3. Text Generation Model Training from PDFs using TensorFlow and PyPDF2

from PyPDF2 import PdfReader
from tensorflow.keras.preprocessing.text import Tokenizer
from tensorflow.keras.preprocessing.sequence import pad_sequences
from tensorflow.keras.models import Sequential
from tensorflow.keras.layers import Embedding, LSTM, Dense
from sklearn.model_selection import train_test_split
import numpy as np
        
# Function to extract text from PDF using PyMuPDF
def extract_text_from_pdf(pdf_path):
    reader = PdfReader(pdf_path)
    text = ''
    for page in reader.pages:
        text += page.extract_text()
    return text
        
# Example PDF file path
pdf_path = 'assets/book.pdf'
        
# Extract text from PDF
pdf_text = extract_text_from_pdf(pdf_path)
        
# Tokenize the text
tokenizer = Tokenizer(oov_token="<OOV>")
tokenizer.fit_on_texts([pdf_text])
        
# Convert text to sequences
sequences = tokenizer.texts_to_sequences([pdf_text])
        
input_sequences = []
output_sequences = []
        
for sequence in sequences:
    for i in range(1, len(sequence)):
        input_sequences.append(sequence[:i])

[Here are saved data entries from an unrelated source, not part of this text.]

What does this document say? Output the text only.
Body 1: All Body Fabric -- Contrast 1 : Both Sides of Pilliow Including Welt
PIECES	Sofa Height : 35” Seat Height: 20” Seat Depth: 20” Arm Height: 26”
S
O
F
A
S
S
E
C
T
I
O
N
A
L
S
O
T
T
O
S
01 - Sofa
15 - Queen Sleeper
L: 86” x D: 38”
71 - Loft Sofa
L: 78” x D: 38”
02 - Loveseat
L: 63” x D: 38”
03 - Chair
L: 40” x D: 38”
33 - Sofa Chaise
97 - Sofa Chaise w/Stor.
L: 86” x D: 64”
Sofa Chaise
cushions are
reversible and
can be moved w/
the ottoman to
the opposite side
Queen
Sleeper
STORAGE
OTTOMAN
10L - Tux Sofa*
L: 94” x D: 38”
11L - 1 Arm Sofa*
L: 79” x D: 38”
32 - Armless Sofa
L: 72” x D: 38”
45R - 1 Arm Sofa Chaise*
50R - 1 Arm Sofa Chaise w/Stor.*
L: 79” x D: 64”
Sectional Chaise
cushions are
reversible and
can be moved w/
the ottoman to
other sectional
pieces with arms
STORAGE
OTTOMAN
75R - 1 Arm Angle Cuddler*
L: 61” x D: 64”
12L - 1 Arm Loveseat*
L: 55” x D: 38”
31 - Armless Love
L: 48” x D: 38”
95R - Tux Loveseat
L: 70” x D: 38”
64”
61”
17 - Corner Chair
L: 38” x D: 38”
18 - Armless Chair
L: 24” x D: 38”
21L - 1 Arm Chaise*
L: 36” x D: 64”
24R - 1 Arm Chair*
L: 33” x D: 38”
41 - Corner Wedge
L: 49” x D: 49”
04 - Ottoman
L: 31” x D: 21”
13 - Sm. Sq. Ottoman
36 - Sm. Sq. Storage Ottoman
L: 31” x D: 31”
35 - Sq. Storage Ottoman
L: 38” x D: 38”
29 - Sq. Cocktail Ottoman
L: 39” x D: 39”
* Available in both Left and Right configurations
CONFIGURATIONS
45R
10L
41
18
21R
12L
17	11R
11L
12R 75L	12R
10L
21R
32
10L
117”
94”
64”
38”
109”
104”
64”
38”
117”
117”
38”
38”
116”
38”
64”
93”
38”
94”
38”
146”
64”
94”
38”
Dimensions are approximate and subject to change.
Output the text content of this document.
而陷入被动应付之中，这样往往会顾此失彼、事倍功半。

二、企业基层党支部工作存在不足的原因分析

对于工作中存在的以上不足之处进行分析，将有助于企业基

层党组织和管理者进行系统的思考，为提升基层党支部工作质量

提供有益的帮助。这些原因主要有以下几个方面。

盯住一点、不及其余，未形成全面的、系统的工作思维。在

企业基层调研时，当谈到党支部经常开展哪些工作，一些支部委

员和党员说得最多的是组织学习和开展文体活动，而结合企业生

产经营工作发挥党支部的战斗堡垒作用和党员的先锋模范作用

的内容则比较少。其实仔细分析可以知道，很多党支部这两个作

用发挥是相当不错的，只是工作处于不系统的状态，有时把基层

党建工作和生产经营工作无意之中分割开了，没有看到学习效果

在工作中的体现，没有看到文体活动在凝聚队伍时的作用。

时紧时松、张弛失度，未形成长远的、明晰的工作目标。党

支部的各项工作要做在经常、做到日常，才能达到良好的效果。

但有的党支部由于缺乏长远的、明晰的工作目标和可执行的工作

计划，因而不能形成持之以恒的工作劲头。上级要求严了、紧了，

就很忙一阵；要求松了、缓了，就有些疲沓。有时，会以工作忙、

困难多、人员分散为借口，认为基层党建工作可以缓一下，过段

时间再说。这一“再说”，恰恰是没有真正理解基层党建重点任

        output_sequences.append(sequence[i])
        
# Pad sequences
max_seq_length = 50  # Adjust as needed
padded_sequences = pad_sequences(input_sequences, maxlen=max_seq_length)
        
# Convert to NumPy arrays
X = np.array(padded_sequences)
y = np.array(output_sequences)
        
# Define hyperparameters
vocab_size = len(tokenizer.word_index) + 1
embedding_dim = 128
lstm_units = 256
output_units = vocab_size
        
# Build the model
model = Sequential([
   Embedding(input_dim=vocab_size, output_dim=embedding_dim, input_length=max_seq_length),
   LSTM(units=lstm_units),
   Dense(units=output_units, activation='softmax')
])
        
# Compile the model
model.compile(optimizer='adam', loss='sparse_categorical_crossentropy', metrics=['accuracy'])
        
# Split the data into training and validation sets
X_train, X_val, y_train, y_val = train_test_split(X, y, test_size=0.2, random_state=42)
        
# Train the model
model.fit(X_train, y_train, validation_data=(X_val, y_val), epochs=10, batch_size=32)
        
# Display model summary
model.summary()
model.save('custom_llm_model.h5')

This Python script demonstrates the process of training a text generation model using PDF documents as a corpus. It begins by extracting text from a PDF file using PyPDF2, tokenizing the text, and converting it into sequences for model training. The script then pads the sequences to ensure uniform length, defines hyperparameters for the LSTM-based model, and compiles it with appropriate loss and optimizer settings. After splitting the data into training and validation sets, the model is trained and evaluated. Finally, the trained model is saved for future use. This code serves as a practical guide for building text generation models from PDF sources using TensorFlow and PyPDF2 libraries.